Bei jeder Durchfahrt am Sportplatz ein kurzer Blick zum Feuerkorb - immer noch nicht in Betrieb ?! Dabei wollten sich die beiden Heidjer doch schon vor zwei Stunden darum kümmern ! Alles muß mal selber machen !
Gegen Mitternacht nach rd. 270km war also wieder Pause angesagt. Nach etwas suchen konnte
@DerBildRiese in seinem Transporter neben einem kleinen Fläschchen Ausbesserungslack (nebenbei bemerkt: ein 10 Liter-Eimer wäre für die nötigste Versorgung notwendig
) noch ein funktionsfähiges Feuerzeug aus einer anderen Zeit ausgraben.

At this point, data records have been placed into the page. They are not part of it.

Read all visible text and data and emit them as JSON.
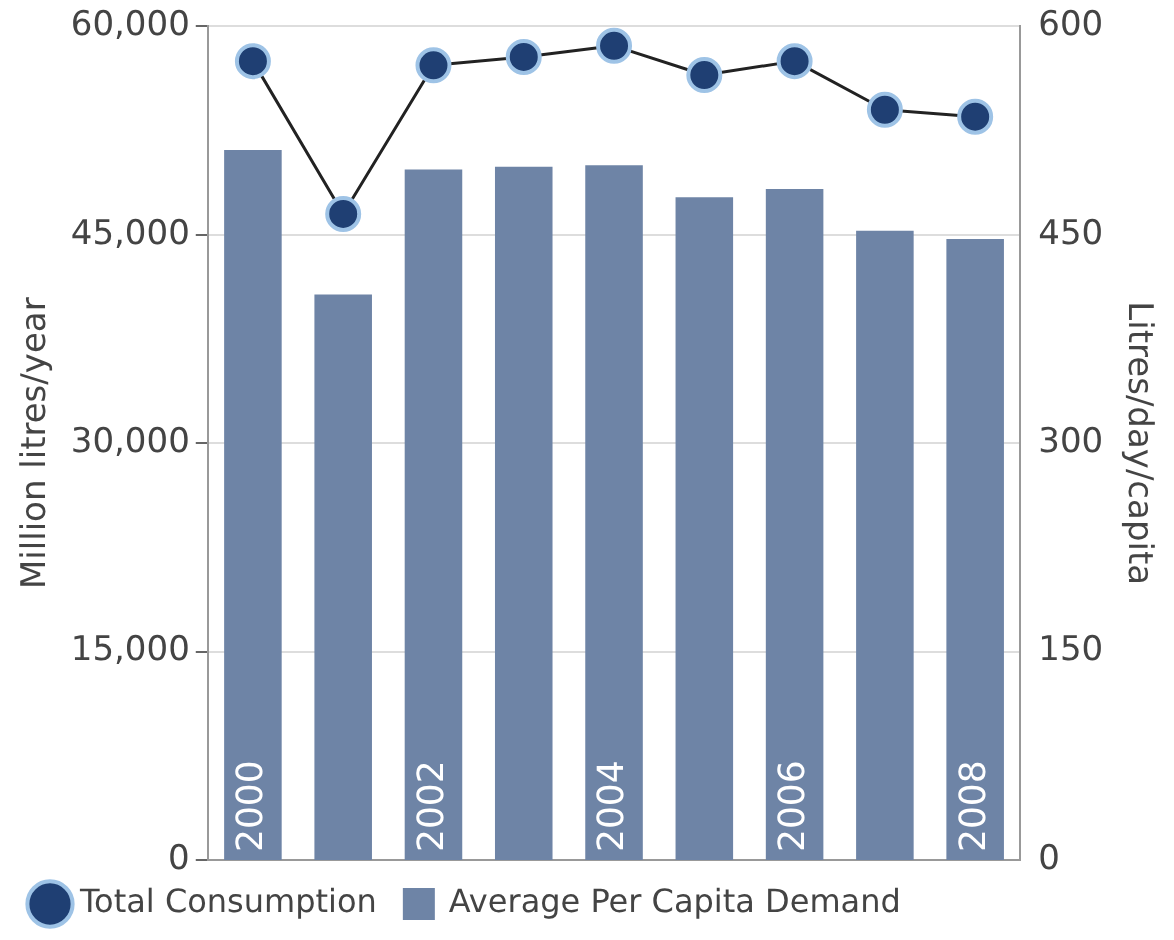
{
  "chart_data": {
    "type": "bar",
    "ylabel": "Million litres/year",
    "y2label": "Litres/day/capita",
    "categories": [
      "2000",
      null,
      "2002",
      null,
      "2004",
      null,
      "2006",
      null,
      "2008"
    ],
    "series": [
      {
        "name": "Total Consumption",
        "type": "line",
        "color": "#1f3f73",
        "marker": "circle",
        "values": [
          57500,
          46500,
          57200,
          57800,
          58600,
          56500,
          57500,
          54000,
          53500
        ]
      },
      {
        "name": "Average Per Capita Demand",
        "axis": "y2",
        "color": "#6e84a6",
        "values": [
          511,
          407,
          497,
          499,
          500,
          477,
          483,
          453,
          447
        ]
      }
    ],
    "ylim": [
      0,
      60000
    ],
    "yticks": [
      0,
      {
        "value": 15000,
        "label": "15,000"
      },
      {
        "value": 30000,
        "label": "30,000"
      },
      {
        "value": 45000,
        "label": "45,000"
      },
      {
        "value": 60000,
        "label": "60,000"
      }
    ],
    "y2lim": [
      0,
      600
    ],
    "y2ticks": [
      0,
      150,
      300,
      450,
      600
    ],
    "grid": "y",
    "legend": "bottom"
  }
}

Kaum loderten die Flammen auf, wurden die üblichen Verdächtigen wie die Motten angelockt und es wurde gemütlich geplaudert rund um den Korb. Sogar die in mühevoller Handarbeit geklöppelten Pizzaschnecken wurden nach nur einer freundlichen, aber (eigentlich) unmissverständlichen
Aufforderung herausgerückt und verteilt.
Meine Taktik schien langsam aufzugehen, ein VM-Pilot nach dem anderen zog sich zum poofen zurück. Vom
@Radfahrer mal abgesehen, der scheint abgedunkelte Seitenscheiben und so nichts vom Lockfeuer gesehen zu haben. So konnte ich gegen 2.45 Uhr unbehelligt wieder auf die Strecke gehen. Ist schon toll, wenn man weder durch den Tacho, durch vorbeirasende Mitfahrer oder durch die vorbeischleichende Landschaft daran erinnert wird, wie langsam man eigentlich unterwegs ist.

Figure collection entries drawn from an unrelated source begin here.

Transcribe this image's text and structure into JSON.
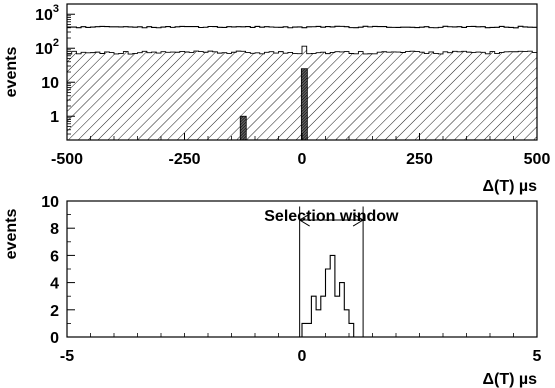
{
  "chart_data": [
    {
      "type": "bar",
      "panel": "top",
      "ylabel": "events",
      "xlabel": "Δ(T) µs",
      "xlim": [
        -500,
        500
      ],
      "ylim": [
        0.2,
        2000
      ],
      "yscale": "log",
      "xticks": [
        "-500",
        "-250",
        "0",
        "250",
        "500"
      ],
      "yticks": [
        {
          "base": "10",
          "exp": "3",
          "value": 1000
        },
        {
          "base": "10",
          "exp": "2",
          "value": 100
        },
        {
          "base": "10",
          "exp": "",
          "value": 10
        },
        {
          "base": "1",
          "exp": "",
          "value": 1
        }
      ],
      "series": [
        {
          "style": "open-histogram",
          "approx_level": 420
        },
        {
          "style": "hatched-histogram",
          "approx_level": 75,
          "peak": {
            "x": 5,
            "value": 115
          }
        },
        {
          "style": "dark-bars",
          "bars": [
            {
              "x": -125,
              "value": 1.0
            },
            {
              "x": 5,
              "value": 25
            }
          ]
        }
      ]
    },
    {
      "type": "bar",
      "panel": "bottom",
      "ylabel": "events",
      "xlabel": "Δ(T) µs",
      "xlim": [
        -5,
        5
      ],
      "ylim": [
        0,
        10
      ],
      "xticks": [
        "-5",
        "0",
        "5"
      ],
      "yticks": [
        "0",
        "2",
        "4",
        "6",
        "8",
        "10"
      ],
      "bin_width": 0.1,
      "bins": [
        {
          "x": 0.0,
          "value": 1
        },
        {
          "x": 0.1,
          "value": 1
        },
        {
          "x": 0.2,
          "value": 3
        },
        {
          "x": 0.3,
          "value": 2
        },
        {
          "x": 0.4,
          "value": 3
        },
        {
          "x": 0.5,
          "value": 5
        },
        {
          "x": 0.6,
          "value": 6
        },
        {
          "x": 0.7,
          "value": 3
        },
        {
          "x": 0.8,
          "value": 4
        },
        {
          "x": 0.9,
          "value": 2
        },
        {
          "x": 1.0,
          "value": 1
        }
      ],
      "annotation": {
        "text": "Selection window",
        "x_from": -0.05,
        "x_to": 1.3
      }
    }
  ]
}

In der blauen Stunde dann noch zwei bemerkenswerte Begegnungen, von denen ich überzeugt bin, das sie tatsächlich stattgefunden haben:
auf dem Anstieg zum Windmühlenberg kurz hinterdem Parkplatz sah ich an der linken Fahrbahnseite plötzlich eine Gestalt, die dem Strohmann oben auf dem Feld erstaunlich ähnlich sah, nur etwas kleiner. Hut mit breiter Krempe, dunkeles Cape um die Schultern und eine kleine Leuchte in der Hand. Den dunkelen Schemen des Strohmannes konnte ich etwas weiter oben aber noch auf dem Feld ausmachen.

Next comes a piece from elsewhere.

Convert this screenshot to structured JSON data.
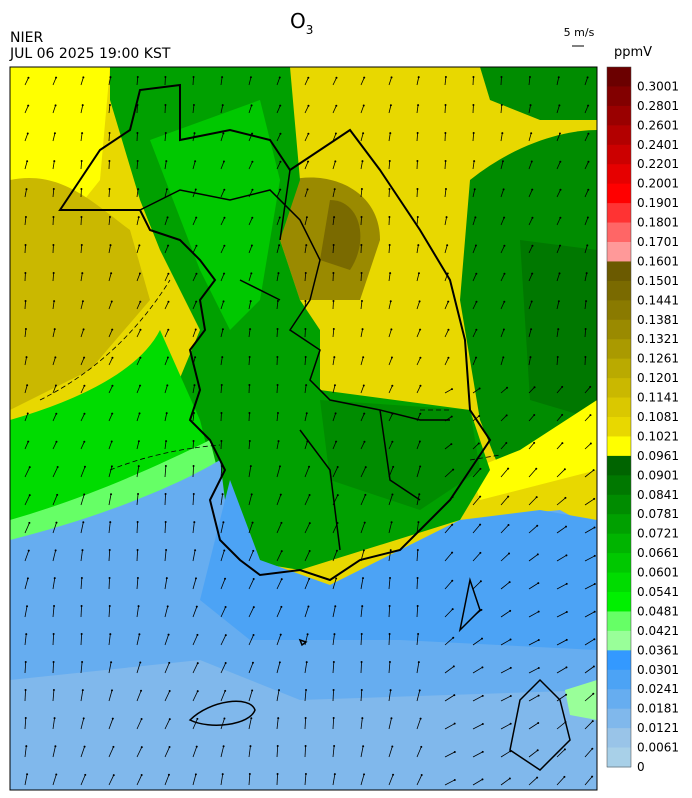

in der nächsten Runde stand in Bennemühlen plötzlich Didi Senft links am Straßenrand und grüßte herüber. Didi hatte zwar seinen Dreizack nicht dabei und auch sein Teufelskostüm nicht an, sondern ein blaues (?) T-Shirt, und aus dem Sauerkraut im Gesicht glimmte die Glut eines Zigerattenstummels. Hatte er überhaupt eine Hose an ? Schnell weiter !!!
Ich war bestimmt noch klar im Kopf (oder jetzt wieder), denn den Strohmann gab es wirklich, der saß jetzt mit Flinte und Feldstecher bewaffnet auf einem Hochsitz am Straßenrand aus spähte auf das Feld. Zum Glück war er wohl nicht auf Raubvögel aus, mein Milan wäre auch ohne Vorhalt ein leichtes Ziel gewesen.
Gegen 4.45 Uhr hatte ich die 20. Runde geschafft, und meine Oberschenkelmuskulatur ließ keinen Zweifel daran aufkommen, das es gleichzeitig auch meine Letzte sein sollte. Also erst noch ans Feuer, dann umziehen und versuchen, etwas zu schlafen. Mehr als dösen wurde es jedoch nicht, denn meine Nachbarn die Heidjer rissen mich nach nichtmal zwei Stunden in aller Herrgottsfrühe aus der Ruhe. Aber das ist eine andere Geschichte...
Mit den erreichten ~335km habe ich meine Jahresfahrleistung mit dem Milan mindestens vervierfacht !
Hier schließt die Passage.